Monday, January 14, 2013
Tanner Sanders hasn’t thrown a pitch in a regulation softball game for the Lipscomb Lady Bisons, but she is already getting attention.
“College Sports Madness” has named Sanders, a right-handed pitcher, as Atlantic Sun Conference Preseason Freshman Player of the Year. Sanders, from Flintville, Tenn., was a standout player at Lincoln County High School.
Senior second baseman Kelsey Cartwright was named preseason First Team All-Conference.
Redshirt sophomore pitcher Ashley Anderson, junior infielder Haley Elliott and sophomore utility player Gracey Aguirre were named preseason Second Team All-Conference.
Lipscomb coach Kristin Ryman was not shocked that Sanders is being noticed for her talents.
“Tanner is a hard-throwing pitcher,” Ryman said. “There are people that are aware she has a lot of potential.”
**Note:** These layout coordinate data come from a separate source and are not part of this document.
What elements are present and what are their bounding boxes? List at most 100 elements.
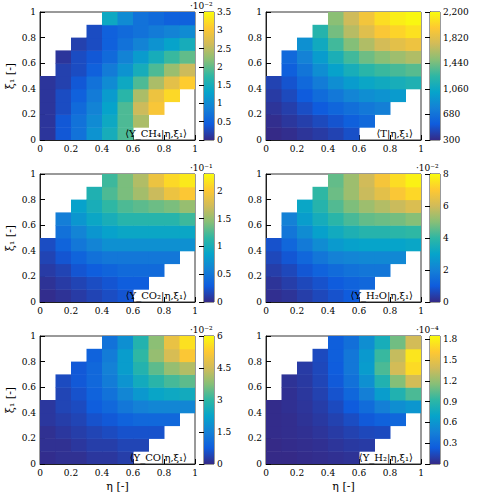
svg-text:0: 0 [37, 144, 43, 154]
svg-text:0.8: 0.8 [383, 306, 398, 316]
svg-text:η [-]: η [-] [332, 480, 354, 493]
svg-text:0.8: 0.8 [157, 468, 172, 478]
svg-text:0.8: 0.8 [157, 306, 172, 316]
svg-text:1: 1 [30, 7, 36, 17]
svg-text:0: 0 [256, 135, 262, 145]
svg-text:1,820: 1,820 [443, 33, 469, 43]
svg-text:·10⁻²: ·10⁻² [416, 163, 439, 173]
svg-text:1.8: 1.8 [443, 334, 458, 344]
svg-text:0.4: 0.4 [22, 246, 37, 256]
svg-text:1.5: 1.5 [217, 214, 232, 224]
svg-text:0.4: 0.4 [22, 84, 37, 94]
svg-text:0.6: 0.6 [248, 58, 263, 68]
svg-text:1: 1 [256, 169, 262, 179]
svg-text:0: 0 [217, 135, 223, 145]
svg-text:1: 1 [30, 169, 36, 179]
svg-text:0: 0 [256, 297, 262, 307]
svg-text:0.3: 0.3 [443, 438, 458, 448]
svg-text:0.8: 0.8 [157, 144, 172, 154]
svg-text:0: 0 [443, 459, 449, 469]
svg-text:0: 0 [256, 459, 262, 469]
svg-text:0.6: 0.6 [352, 306, 367, 316]
svg-text:4: 4 [443, 233, 449, 243]
svg-text:0.2: 0.2 [290, 306, 304, 316]
svg-text:0.8: 0.8 [22, 195, 37, 205]
svg-text:0.4: 0.4 [248, 246, 263, 256]
svg-text:0.6: 0.6 [126, 468, 141, 478]
svg-text:0.8: 0.8 [248, 357, 263, 367]
svg-text:0: 0 [37, 468, 43, 478]
svg-text:0: 0 [30, 135, 36, 145]
svg-text:0.8: 0.8 [383, 468, 398, 478]
svg-text:·10⁻²: ·10⁻² [190, 325, 213, 335]
svg-text:1.5: 1.5 [443, 355, 458, 365]
svg-text:0: 0 [443, 297, 449, 307]
svg-text:6: 6 [217, 331, 223, 341]
svg-text:0: 0 [30, 459, 36, 469]
svg-text:1: 1 [217, 241, 223, 251]
svg-text:0.2: 0.2 [248, 433, 262, 443]
svg-text:0.4: 0.4 [321, 468, 336, 478]
svg-text:0.4: 0.4 [248, 84, 263, 94]
svg-text:0.8: 0.8 [22, 33, 37, 43]
svg-text:0: 0 [263, 144, 269, 154]
svg-text:0.2: 0.2 [64, 144, 78, 154]
svg-text:⟨Y_CH₄|η,ξ₁⟩: ⟨Y_CH₄|η,ξ₁⟩ [125, 128, 187, 140]
svg-text:1.5: 1.5 [217, 427, 232, 437]
svg-text:0.2: 0.2 [64, 306, 78, 316]
svg-text:1.2: 1.2 [443, 376, 457, 386]
svg-text:0.4: 0.4 [95, 468, 110, 478]
svg-text:6: 6 [443, 201, 449, 211]
svg-text:0.8: 0.8 [248, 33, 263, 43]
svg-text:1.5: 1.5 [217, 80, 232, 90]
svg-text:1: 1 [30, 331, 36, 341]
svg-text:0: 0 [217, 459, 223, 469]
svg-text:3: 3 [217, 25, 223, 35]
svg-text:1: 1 [256, 331, 262, 341]
svg-text:1: 1 [192, 306, 198, 316]
svg-text:2: 2 [217, 186, 223, 196]
svg-text:0: 0 [30, 297, 36, 307]
svg-text:1: 1 [418, 306, 424, 316]
svg-text:0.6: 0.6 [22, 382, 37, 392]
svg-text:0: 0 [263, 468, 269, 478]
svg-text:0.2: 0.2 [290, 144, 304, 154]
svg-text:·10⁻¹: ·10⁻¹ [190, 163, 213, 173]
svg-text:0.6: 0.6 [126, 144, 141, 154]
svg-text:0.6: 0.6 [248, 220, 263, 230]
svg-text:1: 1 [256, 7, 262, 17]
svg-text:1: 1 [418, 144, 424, 154]
svg-text:⟨T|η,ξ₁⟩: ⟨T|η,ξ₁⟩ [376, 128, 413, 140]
svg-text:·10⁻⁴: ·10⁻⁴ [416, 325, 439, 335]
svg-text:3.5: 3.5 [217, 7, 232, 17]
svg-text:0.4: 0.4 [95, 144, 110, 154]
svg-text:2: 2 [443, 265, 449, 275]
svg-text:0.2: 0.2 [22, 433, 36, 443]
svg-text:0.6: 0.6 [22, 58, 37, 68]
svg-text:0.8: 0.8 [383, 144, 398, 154]
svg-text:0.6: 0.6 [352, 468, 367, 478]
svg-text:0.9: 0.9 [443, 397, 458, 407]
svg-text:0.6: 0.6 [248, 382, 263, 392]
svg-text:ξ₁ [-]: ξ₁ [-] [4, 63, 17, 89]
svg-text:8: 8 [443, 169, 449, 179]
svg-text:0.6: 0.6 [352, 144, 367, 154]
svg-text:η [-]: η [-] [106, 480, 128, 493]
svg-text:ξ₁ [-]: ξ₁ [-] [4, 387, 17, 413]
svg-text:2,200: 2,200 [443, 7, 469, 17]
svg-text:⟨Y_CO|η,ξ₁⟩: ⟨Y_CO|η,ξ₁⟩ [130, 452, 187, 464]
svg-text:0: 0 [263, 306, 269, 316]
svg-text:0.6: 0.6 [22, 220, 37, 230]
svg-text:0: 0 [217, 297, 223, 307]
svg-text:3: 3 [217, 395, 223, 405]
svg-text:0.2: 0.2 [248, 109, 262, 119]
svg-text:0.4: 0.4 [321, 144, 336, 154]
svg-text:1: 1 [217, 98, 223, 108]
svg-text:0.4: 0.4 [248, 408, 263, 418]
svg-text:0.4: 0.4 [321, 306, 336, 316]
svg-text:1,060: 1,060 [443, 84, 469, 94]
svg-text:·10⁻²: ·10⁻² [190, 1, 213, 11]
svg-text:680: 680 [443, 109, 460, 119]
svg-text:4.5: 4.5 [217, 363, 232, 373]
svg-text:⟨Y_H₂|η,ξ₁⟩: ⟨Y_H₂|η,ξ₁⟩ [359, 452, 413, 464]
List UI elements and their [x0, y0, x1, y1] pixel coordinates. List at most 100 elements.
New Lady Bisons pitching coach Paige Cassady has been helping Sanders make the adjustment to college softball since the fall season.
“Tanner has been working to make her pitches more effective as opposed to just throwing hard,” Ryman said. “We think she is capable of winning a lot of games for us.”
Ryman thinks that the A-Sun has a top group of freshmen across the conference. Sanders is one of six freshmen playing for the Lady Bisons this season.
“The nature of our conference is to try to find freshmen that can come in and contribute and be big impact players,” Ryman said. “Tanner is certainly one of those.”
Cartwright is back for her second season with the Lady Bisons after transferring last year from Auburn. She led the team with a school-record 18 homeruns and runs batted in with 45. She led the conference in home runs and ranked second in the A-Sun in RBI's and was an A-Sun First Team All-Conference selection in 2012.
“Kelsey will be shooting to try to better everything she did last season,” Ryman said. “Kelsey looks at every day as a new challenge. She is a competitor.
“You don’t have to worry about her getting her work in on her own. She is always in the gym, in the batting cages and out on the field trying to get better.”
Cartwright is a consistent power hitter. Ryman expects her to once again be one of the major run producers on the team, but not just as a home run hitter.
“She will be back in the middle part of the order for us again this year,” Ryman said. “We want to try to put her in a position where she can drive in runs whether it is a home run, a double or a single.”
Anderson, a member of the A-Sun All-Freshman Team, finished 13-6 last season, including a 7-1 conference record. She had the third best win total in A-Sun games among all conference pitchers. Ryman expects Anderson to build on last season’s success.
“With a 6-foot-2 frame, and the fact that she is left-handed, I think she still has a lot of room to grow as a pitcher,” Ryman said. “She is working with a lot more purpose this year. She has found ways to challenge herself and she has accepted challenges that Paige has thrown at her to raise her level of pitching.
“Ashley is feisty. She is a competitor. She wants the ball.”
Elliott pounded 11 home runs last season and batted .298 overall, .321 in conference games. She could get playing time at catcher, first base or designated player this season. She saw limited action this fall due to recovery from an injury.
“From a defensive standpoint we are still trying to figure out where she is going to fit,” Ryman said. “She is fighting every day to regain ground. She is closing the gap and that is good to see.”
There is little doubt what Elliott is capable of at the plate.
“Haley is one of those who provides such a presence on offense,” Ryman said. “She is a power hitter that doesn’t have a tremendous number of strikeouts.
“You always want hitters in the middle of your order that can put the ball in play even when they are not always getting hits. She is going to battle counts and find ways to make things happen.”
Aguirre played in the outfield last season and could return to either left or right. She can also play third base.
“Everybody knew she was going to be one of our top nine hitters,” Ryman said. “You could tell right away that she had a good swing. She has a really good eye at the plate. She doesn’t strike out often.
“But defensively we asked her to come out of her comfort zone. She did not have any outfield experience coming in. It is not a move that she wanted to do, but she knew that from a team standpoint we needed that out of her. She is very steady and willing to take anything on out there.”